Wallacea dactyliferae

Scientific classification
- Kingdom: Animalia
- Phylum: Arthropoda
- Clade: Pancrustacea
- Class: Insecta
- Order: Coleoptera
- Suborder: Polyphaga
- Infraorder: Cucujiformia
- Family: Chrysomelidae
- Genus: Wallacea
- Species: W. dactyliferae
- Binomial name: Wallacea dactyliferae Maulik, 1919
- Synonyms: Pistosia dactyliferae;

= Wallacea dactyliferae =

- Genus: Wallacea (beetle)
- Species: dactyliferae
- Authority: Maulik, 1919
- Synonyms: Pistosia dactyliferae

Species of beetle

Wallacea dactyliferae is a species of beetle of the family Chrysomelidae.
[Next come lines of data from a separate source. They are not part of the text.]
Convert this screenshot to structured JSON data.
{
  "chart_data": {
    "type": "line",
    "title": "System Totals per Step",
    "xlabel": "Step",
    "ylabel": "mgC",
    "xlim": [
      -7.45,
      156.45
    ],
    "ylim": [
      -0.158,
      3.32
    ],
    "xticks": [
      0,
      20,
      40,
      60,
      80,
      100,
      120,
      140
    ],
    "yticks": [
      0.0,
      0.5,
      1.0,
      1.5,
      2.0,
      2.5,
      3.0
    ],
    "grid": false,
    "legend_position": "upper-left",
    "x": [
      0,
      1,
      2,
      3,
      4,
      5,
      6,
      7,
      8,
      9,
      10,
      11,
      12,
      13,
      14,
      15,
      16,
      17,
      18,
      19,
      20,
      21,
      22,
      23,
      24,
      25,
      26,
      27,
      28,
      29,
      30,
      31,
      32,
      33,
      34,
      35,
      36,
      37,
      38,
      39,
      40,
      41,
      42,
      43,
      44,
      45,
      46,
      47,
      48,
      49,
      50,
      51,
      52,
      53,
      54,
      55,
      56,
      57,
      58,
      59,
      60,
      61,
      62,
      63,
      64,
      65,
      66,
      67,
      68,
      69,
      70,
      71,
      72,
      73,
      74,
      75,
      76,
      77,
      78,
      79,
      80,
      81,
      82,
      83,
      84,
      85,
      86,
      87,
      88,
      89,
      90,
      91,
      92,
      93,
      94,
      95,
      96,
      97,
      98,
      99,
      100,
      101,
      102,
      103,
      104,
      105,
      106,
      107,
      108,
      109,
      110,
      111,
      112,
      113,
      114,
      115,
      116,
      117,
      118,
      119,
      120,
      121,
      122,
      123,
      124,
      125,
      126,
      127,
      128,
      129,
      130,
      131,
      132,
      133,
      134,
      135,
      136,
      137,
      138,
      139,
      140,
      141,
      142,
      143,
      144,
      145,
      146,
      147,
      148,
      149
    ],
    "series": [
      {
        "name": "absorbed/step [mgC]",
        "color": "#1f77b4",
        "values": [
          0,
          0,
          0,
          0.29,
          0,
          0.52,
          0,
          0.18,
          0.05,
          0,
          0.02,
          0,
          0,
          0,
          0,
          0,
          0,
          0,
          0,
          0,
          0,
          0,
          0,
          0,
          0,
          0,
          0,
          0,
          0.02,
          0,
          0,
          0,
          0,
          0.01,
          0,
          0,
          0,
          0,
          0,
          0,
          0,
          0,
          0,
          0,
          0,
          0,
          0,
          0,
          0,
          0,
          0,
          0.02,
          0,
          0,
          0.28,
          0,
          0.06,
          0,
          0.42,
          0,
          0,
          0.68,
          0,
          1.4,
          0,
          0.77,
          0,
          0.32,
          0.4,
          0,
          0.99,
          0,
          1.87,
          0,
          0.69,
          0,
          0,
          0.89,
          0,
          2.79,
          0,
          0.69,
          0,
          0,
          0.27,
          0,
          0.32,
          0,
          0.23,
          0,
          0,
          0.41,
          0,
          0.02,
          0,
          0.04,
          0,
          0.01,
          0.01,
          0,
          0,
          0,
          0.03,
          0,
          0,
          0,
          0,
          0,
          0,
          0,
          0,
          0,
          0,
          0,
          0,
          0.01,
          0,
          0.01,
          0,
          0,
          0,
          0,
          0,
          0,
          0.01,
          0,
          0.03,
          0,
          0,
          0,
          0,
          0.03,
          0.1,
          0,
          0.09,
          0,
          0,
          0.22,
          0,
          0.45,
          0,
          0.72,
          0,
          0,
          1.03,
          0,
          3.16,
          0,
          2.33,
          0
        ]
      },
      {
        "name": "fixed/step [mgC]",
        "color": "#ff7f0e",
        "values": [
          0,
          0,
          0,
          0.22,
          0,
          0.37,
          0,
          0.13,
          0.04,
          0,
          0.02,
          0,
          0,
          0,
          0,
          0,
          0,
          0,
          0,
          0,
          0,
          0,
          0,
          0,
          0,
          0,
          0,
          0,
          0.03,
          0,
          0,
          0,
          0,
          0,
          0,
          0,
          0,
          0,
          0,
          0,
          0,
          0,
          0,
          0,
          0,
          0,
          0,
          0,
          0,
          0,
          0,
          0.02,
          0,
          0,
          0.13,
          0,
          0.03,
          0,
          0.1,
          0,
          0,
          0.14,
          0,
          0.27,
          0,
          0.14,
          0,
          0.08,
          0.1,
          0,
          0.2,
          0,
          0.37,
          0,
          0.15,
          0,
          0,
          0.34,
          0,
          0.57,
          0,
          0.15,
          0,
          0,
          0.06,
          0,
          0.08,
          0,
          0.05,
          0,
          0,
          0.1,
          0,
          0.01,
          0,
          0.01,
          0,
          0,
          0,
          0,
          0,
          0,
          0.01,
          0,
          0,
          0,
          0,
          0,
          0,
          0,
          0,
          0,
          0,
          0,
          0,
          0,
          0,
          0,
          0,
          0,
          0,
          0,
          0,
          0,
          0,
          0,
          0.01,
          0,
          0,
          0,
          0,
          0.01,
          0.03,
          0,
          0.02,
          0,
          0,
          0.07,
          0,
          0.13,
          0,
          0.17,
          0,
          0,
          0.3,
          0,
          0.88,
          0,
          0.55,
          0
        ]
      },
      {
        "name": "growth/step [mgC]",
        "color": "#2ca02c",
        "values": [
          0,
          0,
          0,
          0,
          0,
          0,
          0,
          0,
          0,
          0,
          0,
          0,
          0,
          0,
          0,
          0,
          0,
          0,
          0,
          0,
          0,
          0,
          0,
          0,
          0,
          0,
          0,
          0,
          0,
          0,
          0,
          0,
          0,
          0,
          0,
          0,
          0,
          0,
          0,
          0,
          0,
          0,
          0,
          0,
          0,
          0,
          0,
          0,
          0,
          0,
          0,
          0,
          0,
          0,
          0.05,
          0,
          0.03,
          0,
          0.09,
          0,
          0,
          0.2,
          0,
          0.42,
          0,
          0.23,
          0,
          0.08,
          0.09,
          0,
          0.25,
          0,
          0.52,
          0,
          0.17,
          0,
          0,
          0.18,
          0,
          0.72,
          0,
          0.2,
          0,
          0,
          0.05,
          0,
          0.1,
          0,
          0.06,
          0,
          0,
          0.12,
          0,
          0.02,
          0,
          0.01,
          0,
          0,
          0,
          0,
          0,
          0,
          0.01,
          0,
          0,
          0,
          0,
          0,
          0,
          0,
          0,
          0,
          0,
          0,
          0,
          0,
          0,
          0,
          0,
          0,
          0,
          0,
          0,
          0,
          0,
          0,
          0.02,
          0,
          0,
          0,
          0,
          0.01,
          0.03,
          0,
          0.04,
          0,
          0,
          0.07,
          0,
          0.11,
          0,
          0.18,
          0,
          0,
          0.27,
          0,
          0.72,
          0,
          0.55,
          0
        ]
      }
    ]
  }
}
It is found in Bangladesh, China (Yunnan), India (Bihar, Tamil Nadu, Karnataka), Taiwan, Thailand and Vietnam. The species was introduced and is now established in France.

==Biology==
Wallacea dactyliferae feeds on Phoenix species (including Phoenix canariensis), Borassus flabellifer, Calamus species, Arenga tremula, Chamaerops humilis and Washingtonia filifera.